Он аккуратно положил шляпу на пол, утопил подбородок, открыл рот, и слова полились из него потоком. Я с трудом могу извлечь из памяти его предложения, которые цеплялись друг за друга, так что мне приходится излагать это дело, основываясь на стенографической записи.
– Я отмечаю, сэр Герберт, что вы получили мое сообщение, – начал он. – Надеюсь, вы простите то вполне объяснимое взбудораженное состояние моих мыслей, из-за чего могло возникнуть определенное недопонимание моих намерений, которые я постарался изложить посредством письма. И я… э-э-э… я с чувством облегчения должен признаться, что не вижу… пока еще… никаких примет наручников или кандалов…
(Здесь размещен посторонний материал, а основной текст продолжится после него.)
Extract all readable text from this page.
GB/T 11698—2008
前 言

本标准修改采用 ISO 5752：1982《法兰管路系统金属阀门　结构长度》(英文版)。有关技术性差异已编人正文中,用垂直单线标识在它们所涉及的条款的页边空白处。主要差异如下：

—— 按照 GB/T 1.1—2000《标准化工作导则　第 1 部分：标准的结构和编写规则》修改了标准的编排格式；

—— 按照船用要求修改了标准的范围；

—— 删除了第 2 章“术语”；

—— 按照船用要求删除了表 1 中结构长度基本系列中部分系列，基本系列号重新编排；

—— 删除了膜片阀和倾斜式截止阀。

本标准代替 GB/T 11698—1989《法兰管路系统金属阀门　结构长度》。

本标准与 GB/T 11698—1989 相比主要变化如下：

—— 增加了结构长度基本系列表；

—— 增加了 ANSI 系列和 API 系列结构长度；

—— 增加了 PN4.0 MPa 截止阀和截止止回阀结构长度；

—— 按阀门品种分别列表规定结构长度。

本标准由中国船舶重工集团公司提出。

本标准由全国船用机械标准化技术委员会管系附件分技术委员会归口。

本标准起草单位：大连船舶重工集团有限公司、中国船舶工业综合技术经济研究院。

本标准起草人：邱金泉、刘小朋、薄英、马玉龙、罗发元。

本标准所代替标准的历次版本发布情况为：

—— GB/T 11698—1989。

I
– Да, – признал я. – Я заместитель комиссара полиции, а не кузнец. Возьмите сигару.
Он взял сигару и смущенно откусил кончик:
– Хотел бы изложить нить своих рассуждений, сэр Герберт. Я не отрекаюсь и не желаю отрекаться ни от одного факта, изложенного в моем сообщении о событиях прошлой ночи, но глубоко надеюсь, что вы не будете придерживаться убеждения, будто я имею какое-то отношение к преступлению, свидетелем которого мне довелось быть. Хотя я всегда придерживался практики четкого логичного мышления и изложения своих мыслей на бумаге, боюсь, что мое хаотичное поведение прошлой ночью могло создать у вас ошибочное представление… прошу прощения!
Он прервался как раз вовремя. Видите ли, он вытащил из кармана коробок спичек, но, стараясь извлечь одну, уронил мне коробок чуть ли не на голову. Это-то было еще ничего. Затем он взял спичку и чиркнул ею, чтобы дать мне прикурить. «Прошу прощения!» он сказал как раз в тот самый момент, когда дрожащими пальцами уронил горящую спичку мне между жилетом и рубашкой. Он сказал, что такой поступок ему совершенно не свойственен, и я с ним согласился. Дополнительные слова, которые я произнес, стряхивая тлеющий пепел, вряд ли следовало бы говорить в присутствии священнослужителя. В эту минуту я так разозлился, что решил просто выставить его, но взял себя в руки и всего лишь окинул его холодным взглядом.